The PP's new "Catalanist" path: speaking more Catalan and defending economic interests
Senator Juan Milián weaves the strategy
BarcelonaThe PP and Catalanism have been two poles that in recent years, especially since the Process, have tended to oppose each other. But this has not always been the case, and the PP has attempted some Catalanist shifts. While the period of the rise of the independence movement and Alejo Vidal-Quadras's presidency of the Catalan PP are marked by a complete clash, Josep Piqué led a commitment to a Catalanist path, although he was given no leeway from Génova and ended up being ousted. Likewise, Alicia Sánchez-Camacho led a campaign his proposal for "singular financing" when CiU demanded a fiscal pact, but with the Proceso, it turned the page. Currently, according to ARA, strategic internal work is underway within the Catalan PP to promote its own pro-Catalan path.

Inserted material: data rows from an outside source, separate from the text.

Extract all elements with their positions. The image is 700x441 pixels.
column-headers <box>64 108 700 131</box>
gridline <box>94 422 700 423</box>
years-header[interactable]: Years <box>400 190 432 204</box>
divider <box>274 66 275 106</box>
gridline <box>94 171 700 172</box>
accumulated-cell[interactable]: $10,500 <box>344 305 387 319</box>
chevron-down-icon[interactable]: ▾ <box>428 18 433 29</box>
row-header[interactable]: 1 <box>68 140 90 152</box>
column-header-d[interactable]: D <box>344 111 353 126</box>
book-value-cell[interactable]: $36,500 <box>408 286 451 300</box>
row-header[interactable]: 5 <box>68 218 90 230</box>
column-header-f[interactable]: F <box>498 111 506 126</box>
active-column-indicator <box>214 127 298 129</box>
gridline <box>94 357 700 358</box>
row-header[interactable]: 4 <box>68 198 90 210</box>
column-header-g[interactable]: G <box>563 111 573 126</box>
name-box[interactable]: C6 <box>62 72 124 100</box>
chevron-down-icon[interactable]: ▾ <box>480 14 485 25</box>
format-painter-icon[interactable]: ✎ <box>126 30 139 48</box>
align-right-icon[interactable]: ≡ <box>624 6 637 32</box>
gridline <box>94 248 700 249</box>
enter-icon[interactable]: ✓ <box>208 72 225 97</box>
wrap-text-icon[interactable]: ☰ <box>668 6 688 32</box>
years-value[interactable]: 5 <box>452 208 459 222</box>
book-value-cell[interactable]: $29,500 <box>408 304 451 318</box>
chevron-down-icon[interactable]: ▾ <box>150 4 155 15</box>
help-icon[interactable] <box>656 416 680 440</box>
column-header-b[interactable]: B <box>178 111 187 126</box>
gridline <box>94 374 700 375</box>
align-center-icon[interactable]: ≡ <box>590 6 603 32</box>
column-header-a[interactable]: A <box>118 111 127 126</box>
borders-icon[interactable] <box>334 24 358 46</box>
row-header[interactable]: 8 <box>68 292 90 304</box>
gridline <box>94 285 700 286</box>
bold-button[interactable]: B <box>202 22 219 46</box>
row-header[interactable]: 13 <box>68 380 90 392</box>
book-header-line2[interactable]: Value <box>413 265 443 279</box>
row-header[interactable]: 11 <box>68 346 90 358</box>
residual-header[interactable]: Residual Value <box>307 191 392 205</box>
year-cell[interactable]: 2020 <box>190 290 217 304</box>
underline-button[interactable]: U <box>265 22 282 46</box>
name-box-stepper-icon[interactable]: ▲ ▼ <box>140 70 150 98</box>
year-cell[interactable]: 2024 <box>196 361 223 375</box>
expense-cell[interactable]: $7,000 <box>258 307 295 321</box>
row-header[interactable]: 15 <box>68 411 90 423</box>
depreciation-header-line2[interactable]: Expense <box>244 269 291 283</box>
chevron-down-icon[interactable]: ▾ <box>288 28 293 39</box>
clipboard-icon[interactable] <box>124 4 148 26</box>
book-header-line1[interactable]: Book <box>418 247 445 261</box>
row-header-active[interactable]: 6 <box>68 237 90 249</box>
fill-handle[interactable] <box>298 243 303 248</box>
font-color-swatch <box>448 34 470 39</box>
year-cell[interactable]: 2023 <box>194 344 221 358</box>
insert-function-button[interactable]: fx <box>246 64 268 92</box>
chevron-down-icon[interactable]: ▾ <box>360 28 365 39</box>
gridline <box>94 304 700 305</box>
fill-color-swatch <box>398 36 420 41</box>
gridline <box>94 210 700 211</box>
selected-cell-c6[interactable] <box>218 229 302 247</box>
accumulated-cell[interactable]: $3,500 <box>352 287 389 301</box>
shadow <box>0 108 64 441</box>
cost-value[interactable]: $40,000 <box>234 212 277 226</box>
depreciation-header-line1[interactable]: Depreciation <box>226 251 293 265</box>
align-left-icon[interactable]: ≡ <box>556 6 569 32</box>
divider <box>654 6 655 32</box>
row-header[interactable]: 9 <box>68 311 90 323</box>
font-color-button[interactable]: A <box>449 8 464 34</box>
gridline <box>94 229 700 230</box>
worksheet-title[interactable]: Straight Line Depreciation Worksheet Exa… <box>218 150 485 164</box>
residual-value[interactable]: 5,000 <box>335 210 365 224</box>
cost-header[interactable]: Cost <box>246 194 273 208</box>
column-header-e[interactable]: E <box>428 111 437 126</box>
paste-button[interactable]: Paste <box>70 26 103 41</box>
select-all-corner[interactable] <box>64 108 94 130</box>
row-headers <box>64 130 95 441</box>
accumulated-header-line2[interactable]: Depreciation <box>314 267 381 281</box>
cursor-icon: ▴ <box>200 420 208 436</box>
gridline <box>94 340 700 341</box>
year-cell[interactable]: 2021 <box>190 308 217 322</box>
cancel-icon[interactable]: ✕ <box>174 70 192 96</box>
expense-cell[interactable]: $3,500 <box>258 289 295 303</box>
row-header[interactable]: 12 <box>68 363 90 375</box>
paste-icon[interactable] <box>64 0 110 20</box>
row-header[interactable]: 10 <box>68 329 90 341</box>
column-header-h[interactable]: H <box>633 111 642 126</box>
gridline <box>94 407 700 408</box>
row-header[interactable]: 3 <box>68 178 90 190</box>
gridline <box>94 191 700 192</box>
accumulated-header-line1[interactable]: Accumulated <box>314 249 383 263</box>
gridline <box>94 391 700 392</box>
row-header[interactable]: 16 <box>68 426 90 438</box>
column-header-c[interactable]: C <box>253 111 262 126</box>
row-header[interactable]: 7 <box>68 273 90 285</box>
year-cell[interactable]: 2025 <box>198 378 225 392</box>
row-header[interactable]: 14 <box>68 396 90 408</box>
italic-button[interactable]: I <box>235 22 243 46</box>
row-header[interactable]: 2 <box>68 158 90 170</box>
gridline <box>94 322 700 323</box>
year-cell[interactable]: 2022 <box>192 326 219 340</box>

This newspaper has already explained that several PP leaders advocate for "constitutional Catalanism," which has not been implemented due to Alejandro Fernández's regional leadership, who disagrees with the diagnosis. However, there are now new elements: the engine room of the Catalan PP is working on an ideological corpus that aims to be its own update of Catalanism. Beyond the cadres that support it, there is an intellectual approach to the general strategic coordination headed by Juan Milián. The ingredients are: speaking of "Catalanism," defending the "plurality" of Catalonia and the "interests of the Catalans," with a clear economic profile.
According to popular sources, this push would not vindicate the name of Catalanism as such, which they see as being doomed by the Process, but would rather work, in the style of Piqué, on "Catalanness" and a connection with the Catalan productive and economic fabric made up of small and medium-sized businesses. That is, a Catalanism connected to economic interests.
However, the PP has contradictions with Catalanism, such as its opposition to the official status of Catalan in Europe, even in a vote in the Parliament, and the fact that it has not publicly defended the unity of the Catalan language before the attacks of the Valencian governmentSeveral sources claim that official status in the EU "is not possible," but that "I wish it were." They haven't addressed linguistic unity because the party doesn't want to stir up controversy over the "name," since the vast majority recognizes that they are the same thing. "It's a sterile debate, and we respect that the Valencian Community is called Valencian and the Balearic Islands, Catalan," maintains a senior official.
The key points
The diagnosis of the internal work being carried out by Milián is that, thirteen years after the outbreak of the Process, it is necessary to recover a Catalanism with its own profile. Sources consulted point out that "it is not a question of labels because the PP must be the PP" and that we must start from the fact that the Catalanism that is being worked on internally is based on elements that they believe already characterize the PP such as the commitment to "a decentralized Spain", "solutions close to the citizen" and a "ta" to society, but as a sensitivity to value the plurality of Catalonia. They point out that "speaking more Catalan" has already been done lately with "regular use" by leaders and deputies, "without abandoning the defense of bilingualism and Spanish." In fact, there are internal studies that show that the vast majority of PP voters like to hear their representatives speak in Catalan.
The proposal is far from the strength of traditional Catalanism, but it has points in common with Piqué. With nuances, say the popular sources consulted, such as that "the Process divides Catalonia into two political communities in which the linguistic issue is important" and that the It becomes different from Galicia and the Balearic Islands, with strong regionalist profiles and predominance of their own language. "The Process has done a lot of damage," they lament. "The excess of identity-based discourse" in the past means that the new stage has a different bias from its own profile, in an agenda with priority for insecurity, immigration or housing.
A key ingredient is the "defense of the interests of Catalans" in infrastructure such as the airport, a priority for the PP. Also to defend an "ideological rebalancing of Catalonia" after the influence they find in the CUP, with a "pro-market" accent to "put an end to the culture of No to everything". The popular initiative is supported by the involvement of the mastermind widely praised within the PP, Juan Milián – he is not part of any internal family – and multiple cadres who support this path.
Sintonía
Milian, brand new senator, cultivates a close relationship with Alejandro Fernández – they have liberal sympathies – and enjoys the trust of Feijóo, who has promoted him to the party's state board of directors, in addition to being the mastermind behind multiple internal roles. Several voices consider him "the man of the future" of the party. They consider it good that "more Catalan is spoken in Parliament," but they also dish out criticism: "I would like public officials to speak more in Catalan; it's annoying that there are people in the party who always speak in Spanish," says one leader. Some of the officials they cite as role models are the mayor of Badalona, Xavier García Albiol, Milián himself, the secretary general, Santi Rodríguez, and several deputies and councilors.
"Feijóo likes the Catalan language being spoken," another leader assures. In fact, as they recall, the state leader had asked about the PP's use of the language, and therefore encouraged them to do so like Galicia. Another leader concludes that "it's about people being who they are without posturing," "reflecting society naturally" because "within the party there's everything, with positions more rooted in the region and others not so rooted."